Slow down and savor your food! Mindful eating can help reduce “automatic” eating and emotional eating. By chewing your food thoroughly and in a mindful way you will allow your body time to get messages back to the brain about whether you feel hungry or full. One study in lean and obese men showed men who chewed their food 30 times ate 11.9% less food and consumed a lower energy intake. Not to mention that chewing at least 30 times improves the digestive process and absorption of nutrients.
Inattentive eating (automatic eating) is a learned behavior that starts as children. It occurs when we eat around mealtime, even in the absence of hunger. Or think of when we see food or have it readily available at arm’s length via the tempting candy bowl on a colleague’s desk or your coffee table.
It also manifests as emotional eating, wherein we use food to cope with depression, stress, or anxiety. When food is used as a coping mechanism it is likely to become habitual and automatic.

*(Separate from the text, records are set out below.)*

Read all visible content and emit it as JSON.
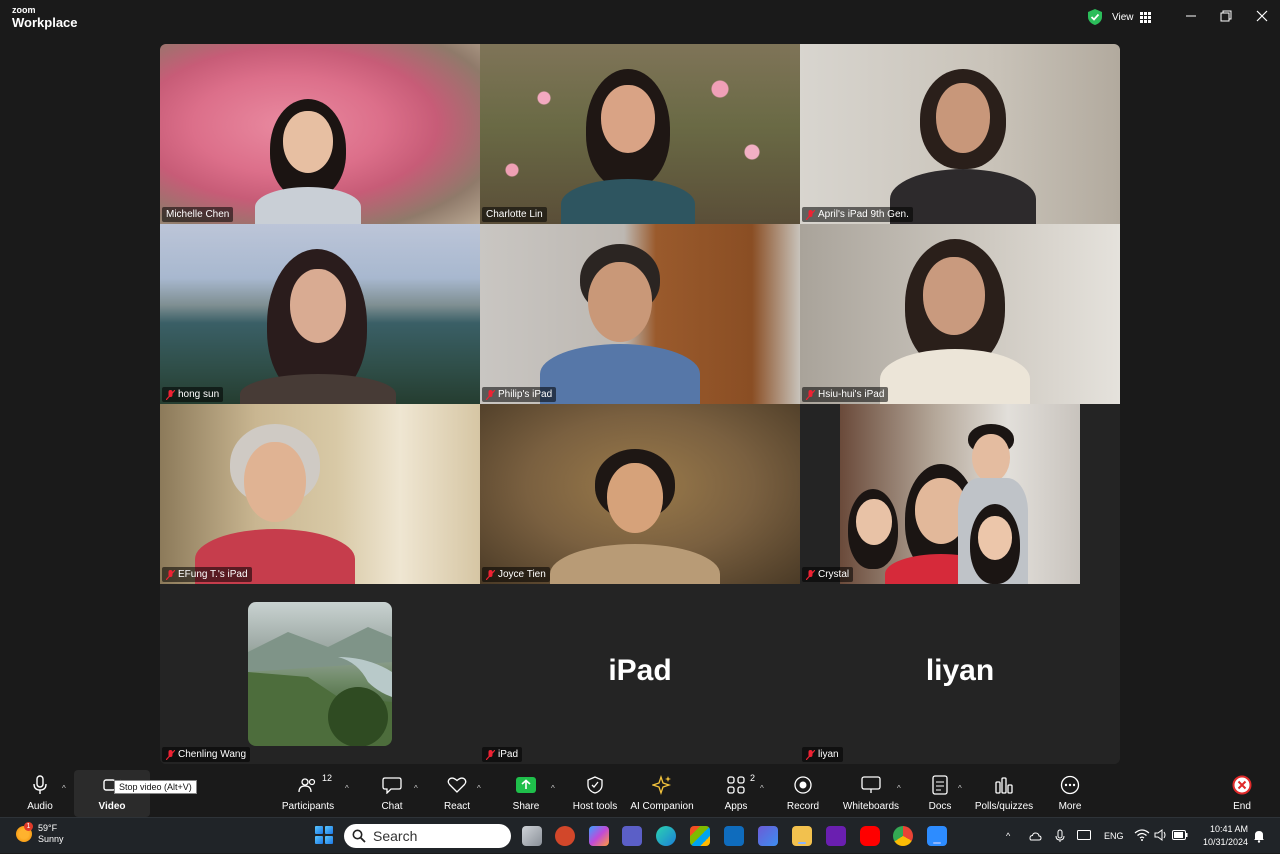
{
  "titlebar": {
    "brand_top": "zoom",
    "brand_bottom": "Workplace",
    "view_label": "View"
  },
  "participants": [
    {
      "name": "Michelle Chen",
      "muted": false,
      "active": false
    },
    {
      "name": "Charlotte Lin",
      "muted": false,
      "active": true
    },
    {
      "name": "April's iPad 9th Gen.",
      "muted": true,
      "active": false
    },
    {
      "name": "hong sun",
      "muted": true,
      "active": false
    },
    {
      "name": "Philip's iPad",
      "muted": true,
      "active": false
    },
    {
      "name": "Hsiu-hui's iPad",
      "muted": true,
      "active": false
    },
    {
      "name": "EFung T.'s iPad",
      "muted": true,
      "active": false
    },
    {
      "name": "Joyce Tien",
      "muted": true,
      "active": false
    },
    {
      "name": "Crystal",
      "muted": true,
      "active": false
    },
    {
      "name": "Chenling Wang",
      "muted": true,
      "active": false,
      "video": "avatar-image"
    },
    {
      "name": "iPad",
      "muted": true,
      "active": false,
      "big_label": "iPad"
    },
    {
      "name": "liyan",
      "muted": true,
      "active": false,
      "big_label": "liyan"
    }
  ],
  "toolbar": {
    "audio": "Audio",
    "video": "Video",
    "video_tooltip": "Stop video (Alt+V)",
    "participants": "Participants",
    "participants_count": "12",
    "chat": "Chat",
    "react": "React",
    "share": "Share",
    "host_tools": "Host tools",
    "ai_companion": "AI Companion",
    "apps": "Apps",
    "apps_count": "2",
    "record": "Record",
    "whiteboards": "Whiteboards",
    "docs": "Docs",
    "polls": "Polls/quizzes",
    "more": "More",
    "end": "End"
  },
  "taskbar": {
    "weather_temp": "59°F",
    "weather_desc": "Sunny",
    "weather_badge": "1",
    "search_placeholder": "Search",
    "language": "ENG",
    "time": "10:41 AM",
    "date": "10/31/2024"
  },
  "colors": {
    "active_speaker": "#3ccf7a",
    "share_green": "#1fbf4b",
    "end_red": "#e02a2a",
    "ai_gold": "#f3c33c"
  }
}
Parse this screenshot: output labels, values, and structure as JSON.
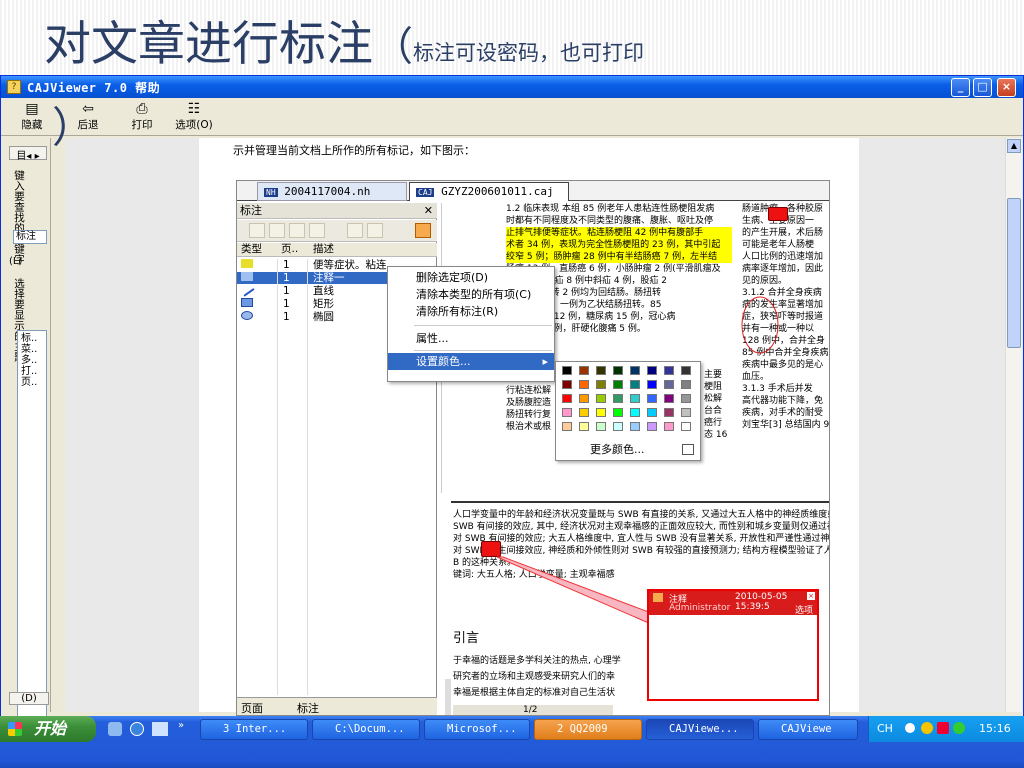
{
  "slide": {
    "title_main": "对文章进行标注",
    "title_paren_open": "（",
    "title_sub": "标注可设密码，也可打印",
    "title_paren_close": "）"
  },
  "window": {
    "title": "CAJViewer 7.0 帮助",
    "controls": {
      "minimize": "_",
      "maximize": "□",
      "close": "×"
    }
  },
  "toolbar": {
    "hide": "隐藏",
    "back": "后退",
    "print": "打印",
    "options": "选项(O)"
  },
  "leftpanel": {
    "tab_nav": "目◂ ▸",
    "keyword_label": "键入要查找的关键字",
    "keyword_input": "标注",
    "list_l": "(L)",
    "topic_label": "选择要显示的主题",
    "topics": [
      "标..",
      "菜..",
      "多..",
      "打..",
      "页.."
    ],
    "display_d": "(D)"
  },
  "help_text": "示并管理当前文档上所作的所有标记，如下图示：",
  "inner": {
    "tab1": "2004117004.nh",
    "tab2": "GZYZ200601011.caj",
    "annot_title": "标注",
    "col_type": "类型",
    "col_page": "页..",
    "col_desc": "描述",
    "rows": [
      {
        "page": "1",
        "desc": "便等症状。粘连..."
      },
      {
        "page": "1",
        "desc": "注释一"
      },
      {
        "page": "1",
        "desc": "直线"
      },
      {
        "page": "1",
        "desc": "矩形"
      },
      {
        "page": "1",
        "desc": "椭圆"
      }
    ],
    "bottom_tab_pages": "页面",
    "bottom_tab_annot": "标注",
    "context_menu": {
      "delete_selected": "删除选定项(D)",
      "clear_type": "清除本类型的所有项(C)",
      "clear_all": "清除所有标注(R)",
      "properties": "属性...",
      "set_color": "设置颜色..."
    },
    "more_colors": "更多颜色...",
    "colors": [
      "#000000",
      "#993300",
      "#333300",
      "#003300",
      "#003366",
      "#000080",
      "#333399",
      "#333333",
      "#800000",
      "#ff6600",
      "#808000",
      "#008000",
      "#008080",
      "#0000ff",
      "#666699",
      "#808080",
      "#ff0000",
      "#ff9900",
      "#99cc00",
      "#339966",
      "#33cccc",
      "#3366ff",
      "#800080",
      "#969696",
      "#ff99cc",
      "#ffcc00",
      "#ffff00",
      "#00ff00",
      "#00ffff",
      "#00ccff",
      "#993366",
      "#c0c0c0",
      "#ffcc99",
      "#ffff99",
      "#ccffcc",
      "#ccffff",
      "#99ccff",
      "#cc99ff",
      "#ff99cc",
      "#ffffff"
    ],
    "doc_lines_left": [
      "1.2  临床表现   本组 85 例老年人患粘连性肠梗阻发病",
      "时都有不同程度及不同类型的腹痛、腹胀、呕吐及停",
      "止排气排便等症状。粘连肠梗阻 42 例中有腹部手",
      "术者 34 例，表现为完全性肠梗阻的 23 例，其中引起",
      "绞窄 5 例；肠肿瘤 28 例中有半结肠癌 7 例，左半结",
      "肠癌 13 例，直肠癌 6 例，小肠肿瘤 2 例(平滑肌瘤及",
      "腺癌)。嵌顿疝 8 例中斜疝 4 例，股疝 2",
      "2 例。肠扭转 2 例均为回结肠。肠扭转",
      "为小肠扭转，一例为乙状结肠扭转。85",
      "合并高血压 12 例，糖尿病 15 例，冠心病",
      "支气管炎 8 例，肝硬化腹痛 5 例。"
    ],
    "doc_lines_right": [
      "肠道肿瘤、各种胶原",
      "生病、主要原因一",
      "的产生开展，术后肠",
      "可能是老年人肠梗",
      "人口比例的迅速增加",
      "病率逐年增加，因此",
      "见的原因。",
      "3.1.2  合并全身疾病",
      "病的发生率显著增加",
      "症，狭窄吓等时报道",
      "并有一种或一种以",
      "128 例中，合并全身",
      "85 例中合并全身疾病",
      "疾病中最多见的是心",
      "血压。",
      "3.1.3  手术后并发",
      "高代器功能下降，免",
      "疾病，对手术的耐受",
      "刘宝华[3] 总结国内 9"
    ],
    "doc_lines_left2": [
      "为粘连肠梗",
      "行粘连松解",
      "及肠腹腔造",
      "肠扭转行复",
      "根治术或根"
    ],
    "doc_lines_right2": [
      "主要",
      "梗阻",
      "松解",
      "台合",
      "癌行",
      "态 16"
    ],
    "doc2_lines": [
      "人口学变量中的年龄和经济状况变量既与 SWB 有直接的关系, 又通过大五人格中的神经质维度或",
      "SWB 有间接的效应, 其中, 经济状况对主观幸福感的正面效应较大, 而性别和城乡变量则仅通过神经",
      "对 SWB 有间接的效应; 大五人格维度中, 宜人性与 SWB 没有显著关系, 开放性和严谨性通过神经",
      "对 SWB 产生间接效应, 神经质和外倾性则对 SWB 有较强的直接预测力; 结构方程模型验证了人格",
      "B 的这种关系。",
      "键词: 大五人格; 人口学变量; 主观幸福感"
    ],
    "doc2_heading": "引言",
    "doc2_body": [
      "于幸福的话题是多学科关注的热点, 心理学",
      "研究者的立场和主观感受来研究人们的幸",
      "幸福是根据主体自定的标准对自己生活状"
    ],
    "page_indicator": "1/2",
    "note": {
      "title": "注释",
      "timestamp": "2010-05-05 15:39:5",
      "author": "Administrator",
      "options": "选项"
    }
  },
  "taskbar": {
    "start": "开始",
    "tasks": [
      "3 Inter...",
      "C:\\Docum...",
      "Microsof...",
      "2 QQ2009",
      "CAJViewe...",
      "CAJViewe"
    ],
    "ime": "CH",
    "clock": "15:16"
  }
}
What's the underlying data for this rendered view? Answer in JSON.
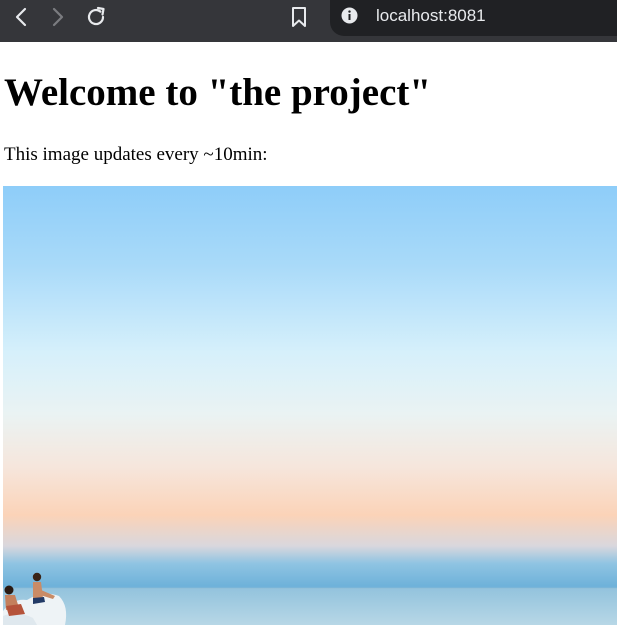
{
  "browser": {
    "address": "localhost:8081",
    "icons": {
      "back": "chevron-left-icon",
      "forward": "chevron-right-icon",
      "reload": "reload-icon",
      "bookmark": "bookmark-icon",
      "site_info": "info-icon"
    },
    "colors": {
      "toolbar": "#35363a",
      "address_bar": "#202124",
      "address_text": "#e8eaed"
    }
  },
  "page": {
    "heading": "Welcome to \"the project\"",
    "description": "This image updates every ~10min:"
  },
  "photo": {
    "colors": {
      "sky_top": "#8ecdf9",
      "sky_mid": "#d6f0fb",
      "horizon_glow": "#fbd3b8",
      "sea": "#7eb8d8"
    }
  }
}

So, what can we do besides improving our diets and increasing exercise?
Integrating Mindful Eating into a Weight Loss Program
Mindful eating is characterized by paying purposeful attention to our food and it can disrupts automatic responses to food and inattention to emotional triggers for eating. It increases our sensitivity to hunger and satiety cues, eating pace, and characteristics of the food being consumed. It directs our attention to the activity of eating and helps bring conscious awareness to the task of eating, which can mitigate habituated responses to food. Simple steps include putting down your fork between bites, turning off the TV and putting the phone aside, and eating more slowly and deliberately as discussed above.
Mindful eating can’t completely replace diet and exercise, but it can reduce automatic eating and make us more aware of hunger and satiety cues.